Gli occhi di Maria Luisa brillano di gioia per l’incredibile percorso di suo figlio. Sì, perché Savane ci tiene a dirlo, ha due mamme. Una qui e una in Guinea. E due padri, quello che lo ha reso libero con lo studio e un altro qui, a Como, che gli ha insegnato ad andare in bicicletta, così quando ha pensieri brutti vince l’ansia pedalando, e con cui può imparare a capire le battute e guardare le partire di calcio, lui milanista, interista Massimo. «Quando mamma mi ha invitato per il suo compleanno, mi sono sentito davvero parte della famiglia - ricorda Savane - La famiglia per me è la sicurezza di trovarsi in un posto sicuro, io so che loro ci sono sempre».

«Per me è stato naturale trovargli una casa - aggiunge Maria Luisa - all’inizio avevo paura che potesse sentirsi solo e invece era felice, e subito si è sentito in dovere di restituire ai suoi amici l’aiuto che ha ricevuto». La casa di Savane è diventata uno spazio aperto, un punto di riferimento, presto verrà a vivere vicino a lui l’amico più caro, quello con cui ha attraversato il deserto, ha sofferto la fame e la sete, è partito dalla Libia per approdare a Lampedusa nel 2016. È timido Savane, c’è il pudore di lunghi silenzi tra le sue parole, silenzi che lasciano intuire l’immensa solitudine che ha attraversato, la paura di non farcela.

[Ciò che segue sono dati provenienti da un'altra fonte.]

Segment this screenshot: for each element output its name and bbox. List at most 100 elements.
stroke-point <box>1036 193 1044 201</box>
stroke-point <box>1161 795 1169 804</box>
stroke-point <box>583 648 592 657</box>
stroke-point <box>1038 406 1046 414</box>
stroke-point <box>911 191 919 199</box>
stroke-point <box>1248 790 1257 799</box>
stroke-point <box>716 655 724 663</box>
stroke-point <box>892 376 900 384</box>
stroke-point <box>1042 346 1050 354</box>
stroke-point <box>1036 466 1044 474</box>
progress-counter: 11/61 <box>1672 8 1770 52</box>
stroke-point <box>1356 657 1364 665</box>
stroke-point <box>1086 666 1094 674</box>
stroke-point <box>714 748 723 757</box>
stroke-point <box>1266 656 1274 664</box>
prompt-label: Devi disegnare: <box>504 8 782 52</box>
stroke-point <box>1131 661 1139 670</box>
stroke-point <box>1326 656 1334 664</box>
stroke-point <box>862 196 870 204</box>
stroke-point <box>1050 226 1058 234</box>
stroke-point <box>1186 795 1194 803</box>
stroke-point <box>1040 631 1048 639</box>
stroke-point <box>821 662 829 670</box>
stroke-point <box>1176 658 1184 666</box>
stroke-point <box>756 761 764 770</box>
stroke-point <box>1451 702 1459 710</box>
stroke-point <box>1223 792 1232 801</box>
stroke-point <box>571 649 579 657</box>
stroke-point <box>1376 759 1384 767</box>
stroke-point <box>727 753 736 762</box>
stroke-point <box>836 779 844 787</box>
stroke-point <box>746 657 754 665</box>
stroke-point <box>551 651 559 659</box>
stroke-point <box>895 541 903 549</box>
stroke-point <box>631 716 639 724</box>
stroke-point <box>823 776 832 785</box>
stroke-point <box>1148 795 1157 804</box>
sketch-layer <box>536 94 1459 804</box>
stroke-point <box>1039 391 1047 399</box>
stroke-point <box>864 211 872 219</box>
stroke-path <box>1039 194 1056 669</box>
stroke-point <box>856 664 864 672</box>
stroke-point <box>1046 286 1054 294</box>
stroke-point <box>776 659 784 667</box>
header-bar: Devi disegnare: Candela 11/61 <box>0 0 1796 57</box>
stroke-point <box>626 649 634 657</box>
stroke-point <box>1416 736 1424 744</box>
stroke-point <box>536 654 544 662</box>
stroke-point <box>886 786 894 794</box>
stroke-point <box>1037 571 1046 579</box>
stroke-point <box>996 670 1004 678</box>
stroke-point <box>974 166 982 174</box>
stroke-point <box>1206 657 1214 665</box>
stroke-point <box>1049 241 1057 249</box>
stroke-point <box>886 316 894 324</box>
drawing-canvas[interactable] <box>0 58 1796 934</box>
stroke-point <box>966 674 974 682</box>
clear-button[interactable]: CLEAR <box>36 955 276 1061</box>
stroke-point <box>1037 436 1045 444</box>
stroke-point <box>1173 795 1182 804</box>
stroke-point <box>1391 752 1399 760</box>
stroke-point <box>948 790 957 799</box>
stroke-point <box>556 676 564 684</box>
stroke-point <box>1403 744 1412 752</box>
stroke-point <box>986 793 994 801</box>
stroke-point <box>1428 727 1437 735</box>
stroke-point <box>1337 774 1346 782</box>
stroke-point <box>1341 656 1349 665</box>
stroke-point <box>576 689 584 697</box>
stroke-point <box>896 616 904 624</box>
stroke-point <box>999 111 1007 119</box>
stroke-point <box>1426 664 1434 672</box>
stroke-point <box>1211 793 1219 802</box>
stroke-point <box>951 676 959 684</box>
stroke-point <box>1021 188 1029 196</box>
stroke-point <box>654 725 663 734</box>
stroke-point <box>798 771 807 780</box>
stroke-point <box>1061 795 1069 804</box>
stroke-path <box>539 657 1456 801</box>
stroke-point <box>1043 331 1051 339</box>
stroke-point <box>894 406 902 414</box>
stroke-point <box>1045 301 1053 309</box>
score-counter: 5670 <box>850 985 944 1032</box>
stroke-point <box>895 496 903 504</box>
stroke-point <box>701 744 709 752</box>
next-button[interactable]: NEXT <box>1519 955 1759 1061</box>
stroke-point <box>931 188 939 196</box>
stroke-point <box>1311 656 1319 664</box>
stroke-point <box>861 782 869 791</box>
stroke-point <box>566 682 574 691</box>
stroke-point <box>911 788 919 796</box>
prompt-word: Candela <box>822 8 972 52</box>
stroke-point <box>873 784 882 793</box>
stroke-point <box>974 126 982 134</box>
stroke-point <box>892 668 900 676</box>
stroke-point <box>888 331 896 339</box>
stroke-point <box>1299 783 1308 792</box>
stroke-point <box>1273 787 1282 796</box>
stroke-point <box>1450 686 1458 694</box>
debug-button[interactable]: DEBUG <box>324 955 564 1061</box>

«Non sono mai stata mamma e avevo tante paure - confida Maria Luisa - temevo di non fare la cosa giusta per Savane, volevo capire fino a che punto potevamo investire per una vita qui. Ma è andata come in qualsiasi famiglia, con i punti di vista diversi, le discussioni... Tutti insieme abbiamo imparato ad avere fiducia in un altro mondo possibile».

Savane quest’anno ha superato il test di ammissione a Scienze infermieristiche. All’Università si sente bene perché è uno studente come gli altri. Parla italiano, francese e inglese e non vuole dimenticare il malinké, il suo dialetto. Per mantenere il permesso di soggiorno lavora assistendo un ragazzo autistico. «In casa abbiamo appeso una cartina della Guinea - sorride Maria Luisa - un giorno ci ritroveremo tutti insieme là». L’immaginazione corre e visualizza un luogo sperduto nel cuore dell’Africa, dove ci sarà un’unica, grande, famiglia.